Talia Ellis is a twenty-two-year-old artist from Brighton. This summer, she will be graduating with a BA in Fine Art and Contemporary Cultural Analysis from Leeds University. Talia plans to remain working in Leeds after graduation, continuing to create her artwork as well as organizing exhibitions around the city.

Dealing with questions of impermanence is characteristic to our human experience of mortality and is something which has troubled generations. However, as the daunting reality of humanities collective ‘end’ appears conceivably close, impermanence manifests itself as a part of the contemporary condition. The speeding up of the climate crisis has compounded the reality of our diminishing future on this planet.

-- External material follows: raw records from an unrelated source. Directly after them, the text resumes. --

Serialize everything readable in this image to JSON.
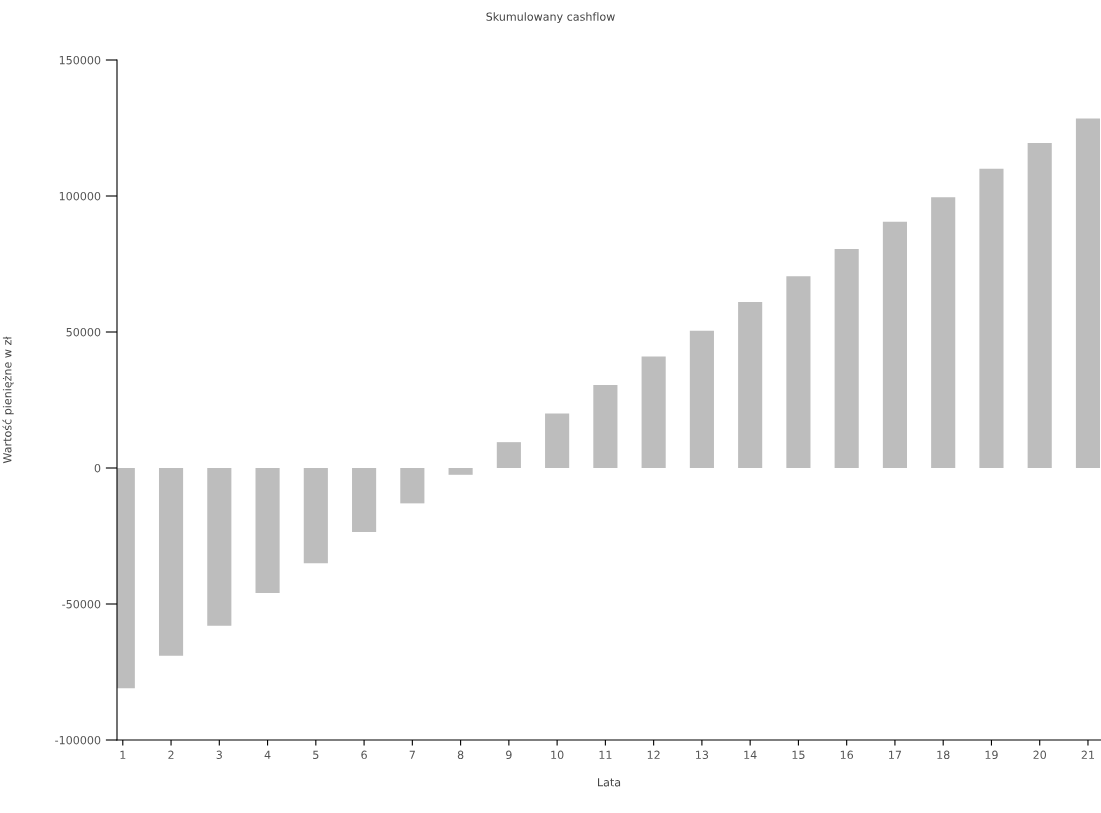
{
  "chart_data": {
    "type": "bar",
    "title": "Skumulowany cashflow",
    "xlabel": "Lata",
    "ylabel": "Wartość pieniężne w zł",
    "categories": [
      "1",
      "2",
      "3",
      "4",
      "5",
      "6",
      "7",
      "8",
      "9",
      "10",
      "11",
      "12",
      "13",
      "14",
      "15",
      "16",
      "17",
      "18",
      "19",
      "20",
      "21"
    ],
    "values": [
      -81000,
      -69000,
      -58000,
      -46000,
      -35000,
      -23500,
      -13000,
      -2500,
      9500,
      20000,
      30500,
      41000,
      50500,
      61000,
      70500,
      80500,
      90500,
      99500,
      110000,
      119500,
      128500
    ],
    "color": "#bdbdbd",
    "ylim": [
      -100000,
      150000
    ],
    "yticks": [
      -100000,
      -50000,
      0,
      50000,
      100000,
      150000
    ],
    "grid": false,
    "legend": false
  }
}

Generation Z has been on the frontline of the fight for the future, with young voices from all around the world leading mass environmental movements. Talis Ellis’ practice aims to voice the fears of a generation plagued with uncertainty in order to convey the urgency with which we need the world to unite behind us in the fight for our future. Talia’s current work is aimed at commemorating the future since grief can be wielded as a powerful political tool. In order to foster a collective grieving for the future, she understands we need to be able to conceive what that future might look like. Talia’s artwork is concerned with creating a relic from the object. In creating an idol of the future a contemplative space is formed between the image and the viewer. The works open up questions of time, uncertainty, legacy, mystery and control. Capitalistic American ideals of ‘visualisation’ and ‘self-actualisation’ are whimsically mocked in the artistic process of projecting the future. Nevertheless, the works acknowledge that dialogue with our ‘fate’ is crucial to engendering real change.